We may not be conscious of the fact, but the Father has had to do with us as believers. John’s gospel tells us that the Father drew us to Christ. We sometimes think we came of our own volition but behind that the Father was operating to draw us to Christ. And now he says, “the Father, who has made us fit for sharing the portion of the saints in light, who has delivered us from the authority of darkness”. There has been this great divine operation to deliver us from one power, the authority of darkness. The Lord Jesus came into this world as light. It says in John, “the light appears in darkness”, John 1: 5. There was darkness here, moral darkness, the darkness of the absence of the knowledge of the love of God and the light of God. The Lord Jesus came into the world as light. How precious it was that light came in where there was darkness. The darkness apprehended it not, but there it was. He came into the world as light and the light was shed on all men. But then the Father has operated to bring us into the blessed light of Christ, the light of His beloved Son. How precious a portion that is! “Giving thanks to the Father, who has made us fit for sharing the portion of the saints in light”. How precious it is that we have something we share together in the enjoyment of the portion of the saints in light.
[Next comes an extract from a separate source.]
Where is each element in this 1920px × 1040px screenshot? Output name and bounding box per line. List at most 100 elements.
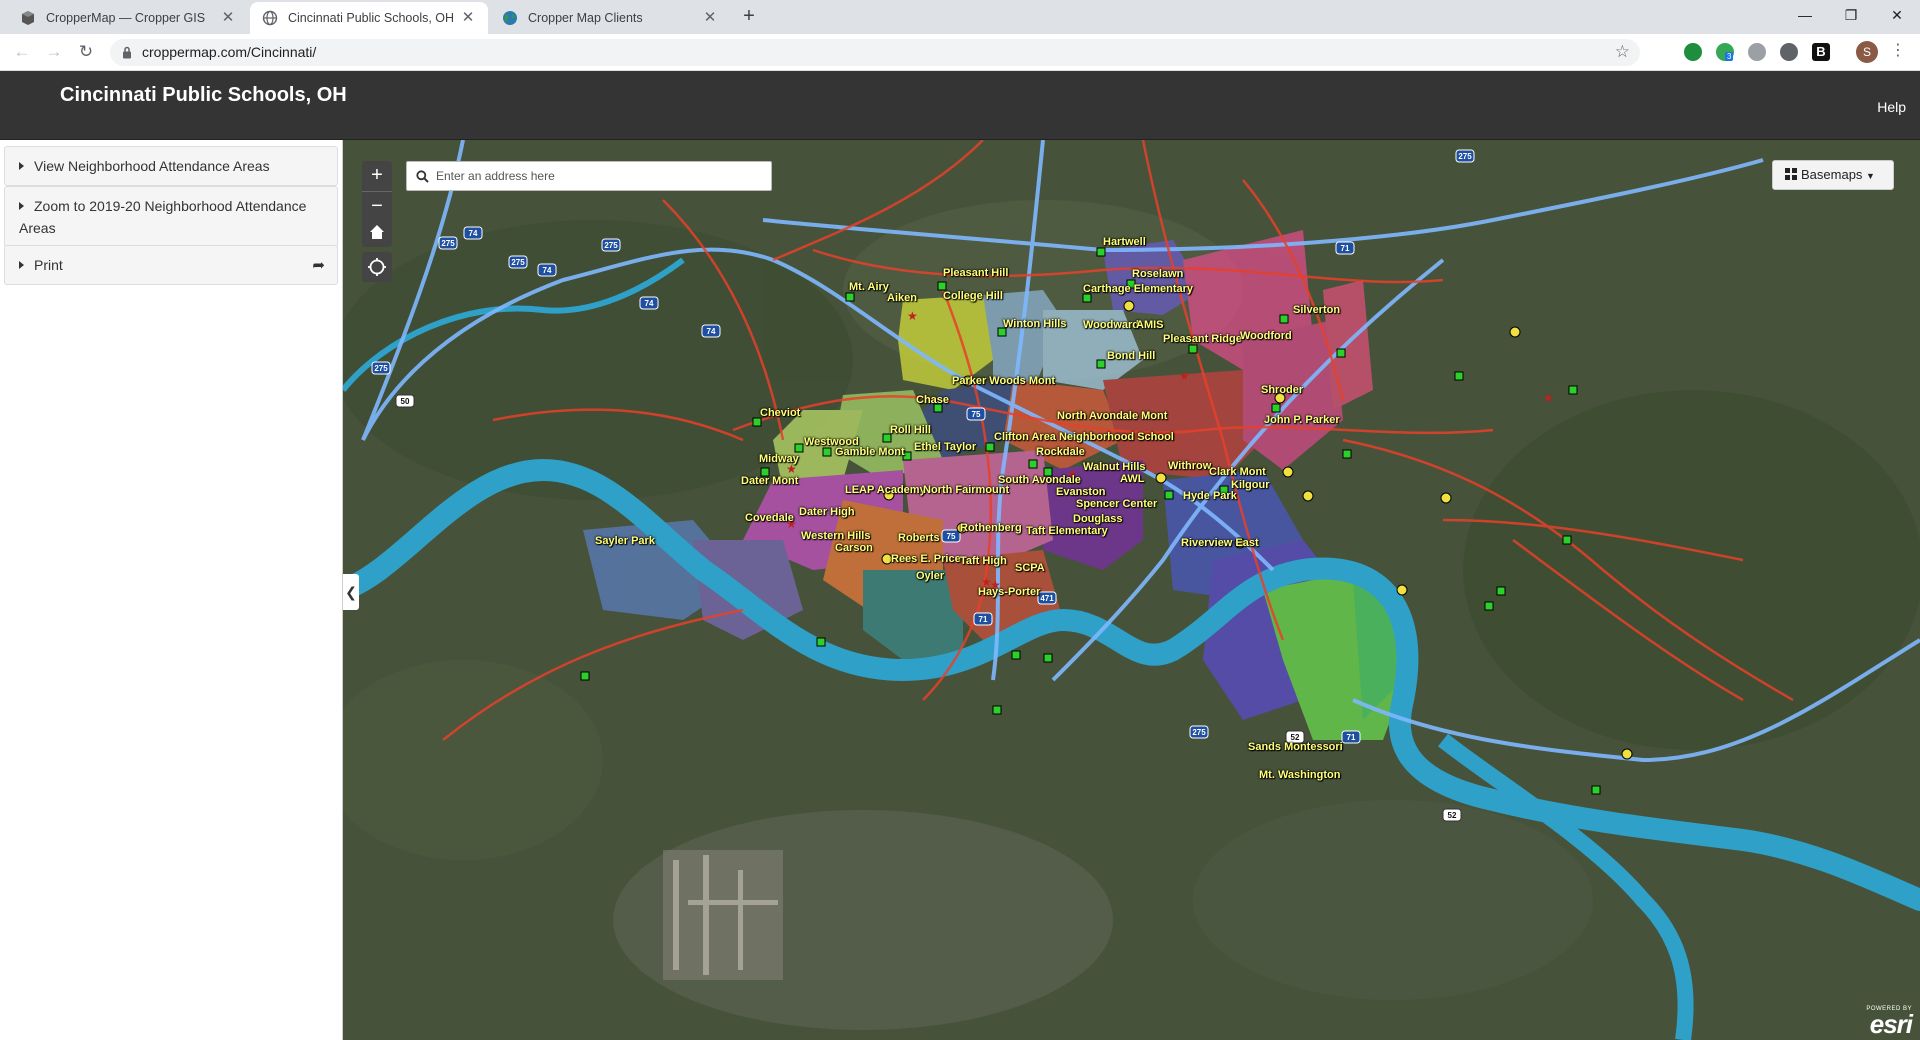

The Father has translated us into the kingdom of the Son of His love.

Everything for the Father’s pleasure is centred in that blessed One, the Accomplisher of His will, the One who is in His presence now. There is darkness all around us, you know. How persuasive, how penetrating it is—it may penetrate your soul. In Luke’s gospel there is an example of the power of darkness. You remember when they took the Lord Jesus in the garden and led him away that the Lord said, “this is your hour and the power of darkness”, Luke 22: 53. They took the One who is the object of the Father’s love, had no regard for Him nor respect for Him. They hung him on that cross. God did not intervene. It was a demonstration of the authority of darkness, the power of darkness in this world. How blessed to be in a company where we have been made fit through divine grace to appreciate and share in the portion of the saints in light!

May we be increasingly encouraged to give thanks for that wonderful, blessed privilege. And only the Father could have done it according to this scripture. He has given us to share the portion of the saints in light. He would give us something of the enjoyment of His appreciation of Christ and also the blessed knowledge of the truth of the assembly as that which is for the comfort of Christ, to respond to His love and to know Him. May we be helped to be preserved in thanksgiving as having part in this song of deliverance that we have been given to share something of the blessing of the portion of the saints in light!